Grundlegende Beschreibung
Bevor wir die Vorteile der einzelnen Darstellungsformen auflisten, wollen wir diese als erstes noch einmal grundsätzlich erläutern.
Gegeben sei eine Menge von Zahlen, wie sie z.B. aus beliebigen Messreihen, Simulationen oder sonstigen Datenaufzeichnungen entstehen. Zur Illustration erzeugen wir einen derartigen Satz von normalverteilten Zahlen in MATLAB per Zufallszahlengenerator:
x=randn(100,1)*10+50
Zur Darstellung dieser Zahlen in einem Histogramm wird der resultierende Zahlenbereich in eine endliche Anzahl von gleich großen Intervallen (sogenannte Bins) geteilt und gezählt wie viele der Zahlen in die jeweiligen Intervalle fallen. Die absolute oder relative Anzahl von Werten in den Intervallen wird dann als Balken aufgetragen. Das Resultat sieht dann am vorigen Beispiel etwa so aus:
Im Gegensatz dazu wird bei der Verteilungsfunktion (CDF, Cummulative Distribution Function) der relative Anteil der sortierten Werte aufgetragen. Dies entspricht eigentlich dem kontinuierlichen Integral des Histogramms.
Das Resultat sieht am vorigen Beispiel mit denselben Zahlenwerten folgendermaßen aus:
Die Darstellung bedeutet, dass jeweils eine Anteil von F(x) Werten aus der gegebenen Zahlenreihe kleiner oder gleich dem Wert x sind.
Unserer Meinung nach hat diese Darstellungsform eine Reihe von wesentlichen Vorteilen.
Direktes quantitives Ablesen wesentlicher Kenngrößen
Die Verteilungsfunktion hat gegenüber dem Histogramm u.a. den wesentlichen Vorteil, dass man wichtige Kennzahlen, wie Minimal- und Maximalwert, Median, Quantile, Percentile, etc. direkt aus der Grafik ablesen kann.
So sieht man das Minimum der Zahlenwerte direkt dort, wo der CDF beginnt und die x-Achse schneidet. Das Maximum ist direkt an der Linie y=1 abzulesen. Ebenso lassen sich die Percentile und Quantile einfach auf der x-Achse ablesen.
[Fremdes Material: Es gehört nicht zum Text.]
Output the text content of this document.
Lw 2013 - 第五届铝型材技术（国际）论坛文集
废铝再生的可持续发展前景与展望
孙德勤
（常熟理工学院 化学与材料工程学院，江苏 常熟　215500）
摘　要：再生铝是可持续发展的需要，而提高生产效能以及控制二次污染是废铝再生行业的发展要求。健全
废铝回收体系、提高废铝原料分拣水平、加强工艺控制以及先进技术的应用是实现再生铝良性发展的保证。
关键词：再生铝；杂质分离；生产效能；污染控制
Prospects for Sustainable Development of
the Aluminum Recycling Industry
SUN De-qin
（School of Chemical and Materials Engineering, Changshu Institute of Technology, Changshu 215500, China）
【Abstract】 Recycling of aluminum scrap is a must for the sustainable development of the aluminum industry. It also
Jeder der Zahlenwerte ist ein konkreter Punkt auf der Verteilungsfunktion. In vielen der Plots haben wir implementiert, dass man beim Klicken auf die Linie der Verteilungsfunktion die direkten Zahlenwerte ablesen kann.
Erkennen von Ausreißern
Beim Histogramm kann es mitunter schwierig werden Ausreißer direkt am Plot zu erkennen. Fügen wir beispielsweise den Zahlenwert 400 zu der Zahlenreihe der vorigen Beispiele als Ausreißer hinzu, dann sieht das resultierende Histogramm folgendermaßen aus:
Einerseits ist bei einer großen Datenmenge der Ausreißer in der Häufigkeit kaum noch zu sehen. Andererseits vergrößert der Ausreißer die Intervalle des Histogramms derart, dass die ursprüngliche Verteilung nicht mehr erkennbar ist. Hierfür müsste man die Anzahl der Bins entsprechend des Abstands des Ausreißers deutlich erhöhen. Dies ist in der Regel aber erst im Nachhinein bekannt. Belässt man die Limits der x-Achse, ist das Vorhandensein eines Ausreißers überhaupt nicht unmittelbar bemerkbar.
Im Gegensatz dazu sieht man bei einer Verteilungsfunktion das Vorhandensein eines Ausreißers unmittelbar durch den angehängten Ausläufer, an dessen Ende sich der Wert des Ausreißers auch direkt ablesen lässt. Auch die ursprüngliche Verteilungsform bleibt weiterhin erkennbar.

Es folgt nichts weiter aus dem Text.